As autoridades iranianas anunciaram que impedirão a entrada de novo no país de dois trabalhadores da Embaixada da França, implicados em um incidente diplomático no mês passado, quando foram retidos durante várias horas acusados de se intrometerem nos assuntos internos iranianos por seu apoio a organizações da sociedade civil.
O porta-voz do Ministério das Relações Exteriores do Irã, Esmaeil Baqaei, detalhou em uma coletiva de imprensa que a contenda com a França será resolvida com a saída definitiva desses dois funcionários, aos quais será bloqueado o retorno a Teerã.
"Após convocar o embaixador francês, esses dois funcionários da Embaixada deixarão o país e não terão direito a retornar ao Irã", afirmou em declarações coletadas pela agência IRIB.

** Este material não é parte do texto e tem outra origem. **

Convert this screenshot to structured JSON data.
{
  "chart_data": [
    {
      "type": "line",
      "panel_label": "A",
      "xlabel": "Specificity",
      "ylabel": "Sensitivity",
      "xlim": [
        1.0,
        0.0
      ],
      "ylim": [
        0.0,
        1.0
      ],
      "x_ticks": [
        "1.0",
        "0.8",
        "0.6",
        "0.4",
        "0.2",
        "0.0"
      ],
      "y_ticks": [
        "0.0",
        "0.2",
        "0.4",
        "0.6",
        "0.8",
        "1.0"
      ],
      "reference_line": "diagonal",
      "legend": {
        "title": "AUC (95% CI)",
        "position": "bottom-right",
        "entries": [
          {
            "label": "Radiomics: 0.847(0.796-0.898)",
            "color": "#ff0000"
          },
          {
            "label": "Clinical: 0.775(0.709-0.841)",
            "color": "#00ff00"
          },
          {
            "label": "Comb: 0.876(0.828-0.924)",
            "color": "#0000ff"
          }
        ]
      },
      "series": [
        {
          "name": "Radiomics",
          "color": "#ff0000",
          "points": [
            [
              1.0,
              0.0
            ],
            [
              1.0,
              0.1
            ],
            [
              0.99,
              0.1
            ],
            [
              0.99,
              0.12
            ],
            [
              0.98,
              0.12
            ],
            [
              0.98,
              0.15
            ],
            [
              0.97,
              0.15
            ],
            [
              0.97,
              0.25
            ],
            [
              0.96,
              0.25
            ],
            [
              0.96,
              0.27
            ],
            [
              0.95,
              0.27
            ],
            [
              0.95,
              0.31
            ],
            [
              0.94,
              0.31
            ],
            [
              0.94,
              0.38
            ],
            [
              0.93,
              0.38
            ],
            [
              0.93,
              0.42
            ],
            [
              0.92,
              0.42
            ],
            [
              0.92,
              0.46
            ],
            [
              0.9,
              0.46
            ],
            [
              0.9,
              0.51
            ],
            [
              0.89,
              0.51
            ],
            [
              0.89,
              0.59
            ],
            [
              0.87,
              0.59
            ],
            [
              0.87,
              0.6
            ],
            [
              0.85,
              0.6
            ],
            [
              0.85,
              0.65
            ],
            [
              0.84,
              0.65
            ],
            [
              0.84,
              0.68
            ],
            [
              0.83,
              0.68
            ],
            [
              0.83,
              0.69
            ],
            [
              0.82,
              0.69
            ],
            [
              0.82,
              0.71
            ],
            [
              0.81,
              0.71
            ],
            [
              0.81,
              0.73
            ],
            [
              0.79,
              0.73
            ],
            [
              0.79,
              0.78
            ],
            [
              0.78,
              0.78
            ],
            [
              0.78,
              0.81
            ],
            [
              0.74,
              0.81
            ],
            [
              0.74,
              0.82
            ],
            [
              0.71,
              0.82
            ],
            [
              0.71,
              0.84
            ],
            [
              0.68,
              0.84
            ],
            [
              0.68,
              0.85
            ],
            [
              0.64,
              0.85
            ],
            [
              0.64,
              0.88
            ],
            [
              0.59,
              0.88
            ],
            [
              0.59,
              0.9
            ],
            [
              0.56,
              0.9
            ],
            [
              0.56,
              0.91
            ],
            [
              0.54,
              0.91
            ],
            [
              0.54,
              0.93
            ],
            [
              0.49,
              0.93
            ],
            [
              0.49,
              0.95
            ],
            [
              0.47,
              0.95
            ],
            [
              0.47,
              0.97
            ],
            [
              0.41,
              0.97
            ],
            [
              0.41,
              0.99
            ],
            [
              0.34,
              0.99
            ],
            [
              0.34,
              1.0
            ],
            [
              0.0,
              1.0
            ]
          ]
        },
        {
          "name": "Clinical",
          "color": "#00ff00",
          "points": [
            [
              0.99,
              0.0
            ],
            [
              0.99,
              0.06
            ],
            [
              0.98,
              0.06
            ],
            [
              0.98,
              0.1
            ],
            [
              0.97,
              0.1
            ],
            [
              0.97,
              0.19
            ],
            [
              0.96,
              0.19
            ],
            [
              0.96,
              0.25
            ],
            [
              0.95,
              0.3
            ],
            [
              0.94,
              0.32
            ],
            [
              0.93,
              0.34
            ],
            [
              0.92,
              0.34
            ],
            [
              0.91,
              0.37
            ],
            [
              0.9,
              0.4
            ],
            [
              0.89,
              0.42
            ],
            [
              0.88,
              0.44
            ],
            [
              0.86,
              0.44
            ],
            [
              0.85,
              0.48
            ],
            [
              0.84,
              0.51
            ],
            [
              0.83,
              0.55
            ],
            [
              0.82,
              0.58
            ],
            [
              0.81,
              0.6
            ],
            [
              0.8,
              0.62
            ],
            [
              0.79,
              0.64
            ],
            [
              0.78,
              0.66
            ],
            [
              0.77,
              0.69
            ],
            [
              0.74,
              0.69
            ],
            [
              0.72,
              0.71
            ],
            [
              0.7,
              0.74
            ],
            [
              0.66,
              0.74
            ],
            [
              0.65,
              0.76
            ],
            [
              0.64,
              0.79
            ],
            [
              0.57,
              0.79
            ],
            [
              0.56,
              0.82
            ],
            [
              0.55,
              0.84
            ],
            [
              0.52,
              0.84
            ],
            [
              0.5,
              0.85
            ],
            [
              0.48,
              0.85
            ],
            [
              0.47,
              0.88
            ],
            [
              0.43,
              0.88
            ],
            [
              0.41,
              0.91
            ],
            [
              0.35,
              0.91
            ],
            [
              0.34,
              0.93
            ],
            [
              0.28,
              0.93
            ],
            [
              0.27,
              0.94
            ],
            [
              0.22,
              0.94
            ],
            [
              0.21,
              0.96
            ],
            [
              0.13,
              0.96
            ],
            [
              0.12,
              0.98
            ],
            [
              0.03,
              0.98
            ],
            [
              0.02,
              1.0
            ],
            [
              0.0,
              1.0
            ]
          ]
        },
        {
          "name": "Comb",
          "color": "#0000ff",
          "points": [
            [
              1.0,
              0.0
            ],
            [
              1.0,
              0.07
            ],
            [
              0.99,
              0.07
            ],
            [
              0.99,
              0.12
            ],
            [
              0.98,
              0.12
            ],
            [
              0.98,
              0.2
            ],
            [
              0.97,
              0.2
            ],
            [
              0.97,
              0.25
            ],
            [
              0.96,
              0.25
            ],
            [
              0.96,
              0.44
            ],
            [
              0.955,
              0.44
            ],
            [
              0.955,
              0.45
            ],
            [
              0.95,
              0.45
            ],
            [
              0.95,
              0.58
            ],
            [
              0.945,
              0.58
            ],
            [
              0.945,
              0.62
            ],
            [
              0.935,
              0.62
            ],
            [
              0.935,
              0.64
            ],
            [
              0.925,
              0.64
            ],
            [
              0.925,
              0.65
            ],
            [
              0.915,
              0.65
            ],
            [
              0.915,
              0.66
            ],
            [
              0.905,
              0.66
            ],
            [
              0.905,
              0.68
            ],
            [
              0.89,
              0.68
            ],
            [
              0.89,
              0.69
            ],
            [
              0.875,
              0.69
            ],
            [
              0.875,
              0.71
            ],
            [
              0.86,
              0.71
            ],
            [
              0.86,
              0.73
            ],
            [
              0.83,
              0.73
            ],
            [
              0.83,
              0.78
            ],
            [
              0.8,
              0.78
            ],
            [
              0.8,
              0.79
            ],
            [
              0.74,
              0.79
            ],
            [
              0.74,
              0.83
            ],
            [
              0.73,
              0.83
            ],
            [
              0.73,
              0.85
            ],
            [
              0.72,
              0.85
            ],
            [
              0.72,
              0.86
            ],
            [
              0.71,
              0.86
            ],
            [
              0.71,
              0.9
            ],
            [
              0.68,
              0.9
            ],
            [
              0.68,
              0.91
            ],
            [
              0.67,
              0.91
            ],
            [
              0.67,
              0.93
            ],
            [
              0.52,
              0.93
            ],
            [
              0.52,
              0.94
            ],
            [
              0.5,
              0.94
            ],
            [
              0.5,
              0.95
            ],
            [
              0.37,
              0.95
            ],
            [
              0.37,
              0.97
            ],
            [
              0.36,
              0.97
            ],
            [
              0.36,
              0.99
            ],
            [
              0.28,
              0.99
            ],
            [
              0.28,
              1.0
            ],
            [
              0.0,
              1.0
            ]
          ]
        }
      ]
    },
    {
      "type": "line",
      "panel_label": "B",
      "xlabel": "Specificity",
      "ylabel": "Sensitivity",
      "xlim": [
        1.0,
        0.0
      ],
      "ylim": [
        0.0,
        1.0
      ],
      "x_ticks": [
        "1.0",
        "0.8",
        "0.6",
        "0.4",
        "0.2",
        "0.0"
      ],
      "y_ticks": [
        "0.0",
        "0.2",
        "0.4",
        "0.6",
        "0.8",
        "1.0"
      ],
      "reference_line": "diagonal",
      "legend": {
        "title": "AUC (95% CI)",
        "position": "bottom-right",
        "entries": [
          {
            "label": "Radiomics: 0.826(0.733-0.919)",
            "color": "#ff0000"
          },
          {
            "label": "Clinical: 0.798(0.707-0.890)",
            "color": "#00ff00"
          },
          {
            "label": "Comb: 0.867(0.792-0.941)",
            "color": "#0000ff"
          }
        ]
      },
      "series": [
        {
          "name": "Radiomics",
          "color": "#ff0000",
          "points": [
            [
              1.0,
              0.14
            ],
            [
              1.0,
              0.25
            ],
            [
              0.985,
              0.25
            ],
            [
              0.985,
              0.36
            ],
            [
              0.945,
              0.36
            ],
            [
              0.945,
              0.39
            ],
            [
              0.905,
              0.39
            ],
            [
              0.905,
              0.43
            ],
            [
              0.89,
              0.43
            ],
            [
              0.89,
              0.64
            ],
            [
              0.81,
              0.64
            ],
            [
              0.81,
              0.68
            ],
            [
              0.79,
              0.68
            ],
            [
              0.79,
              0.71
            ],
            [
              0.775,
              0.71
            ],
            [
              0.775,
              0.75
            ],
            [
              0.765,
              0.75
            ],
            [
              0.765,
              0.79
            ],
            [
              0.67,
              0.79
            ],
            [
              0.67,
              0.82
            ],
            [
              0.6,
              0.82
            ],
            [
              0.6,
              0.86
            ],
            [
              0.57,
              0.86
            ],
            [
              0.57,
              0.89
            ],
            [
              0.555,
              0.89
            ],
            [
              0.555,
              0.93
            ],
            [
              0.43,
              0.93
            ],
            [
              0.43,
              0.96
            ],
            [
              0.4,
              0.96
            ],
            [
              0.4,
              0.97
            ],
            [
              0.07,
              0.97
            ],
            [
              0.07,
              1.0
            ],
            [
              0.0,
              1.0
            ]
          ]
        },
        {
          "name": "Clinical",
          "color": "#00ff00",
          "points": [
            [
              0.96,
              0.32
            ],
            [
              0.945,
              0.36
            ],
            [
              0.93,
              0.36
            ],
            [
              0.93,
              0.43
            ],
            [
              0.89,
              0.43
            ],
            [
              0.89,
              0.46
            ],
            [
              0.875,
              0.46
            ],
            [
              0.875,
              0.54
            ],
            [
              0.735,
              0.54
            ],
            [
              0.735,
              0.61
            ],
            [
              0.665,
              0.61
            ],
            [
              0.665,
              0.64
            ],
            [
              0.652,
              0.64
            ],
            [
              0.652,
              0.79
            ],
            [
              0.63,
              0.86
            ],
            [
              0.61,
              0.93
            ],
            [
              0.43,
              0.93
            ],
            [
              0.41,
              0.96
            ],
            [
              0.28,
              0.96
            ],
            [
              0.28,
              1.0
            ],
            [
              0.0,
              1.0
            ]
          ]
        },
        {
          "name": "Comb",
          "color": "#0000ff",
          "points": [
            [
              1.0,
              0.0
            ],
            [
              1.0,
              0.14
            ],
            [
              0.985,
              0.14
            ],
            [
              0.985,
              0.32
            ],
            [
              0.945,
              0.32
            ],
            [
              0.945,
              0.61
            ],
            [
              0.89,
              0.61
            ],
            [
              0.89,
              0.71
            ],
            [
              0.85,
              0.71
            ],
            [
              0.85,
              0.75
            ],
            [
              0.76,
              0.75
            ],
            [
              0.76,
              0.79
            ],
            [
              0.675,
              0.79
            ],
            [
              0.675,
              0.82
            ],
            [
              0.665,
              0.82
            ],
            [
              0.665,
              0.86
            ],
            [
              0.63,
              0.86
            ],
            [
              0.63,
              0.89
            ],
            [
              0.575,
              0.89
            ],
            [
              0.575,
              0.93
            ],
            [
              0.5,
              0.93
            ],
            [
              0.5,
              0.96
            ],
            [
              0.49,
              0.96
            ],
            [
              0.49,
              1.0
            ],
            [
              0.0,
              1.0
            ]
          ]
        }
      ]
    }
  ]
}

Os dois trabalhadores foram detidos para serem interrogados no final de julho por agentes de segurança iranianos, em uma ação que o Governo francês qualificou de "intimidação" e considerou "extremamente grave". O Ministério das Relações Exteriores da França falou de uma "agressão premeditada e deliberada" do Irã e convocou o encarregado de negócios iraniano para transmitir uma protesto formal pelo ocorrido, enquanto Teerã respondeu convocando igualmente o representante diplomático francês no país.
A República Islâmica sustentou que os dois funcionários franceses "têm antecedentes" e argumentou que, amparando-se em seu status diplomático, estariam intervindo na política interna iraniana com "ações que não se justificam de forma alguma segundo a Convenção de Viena sobre Relações Diplomáticas de 1961".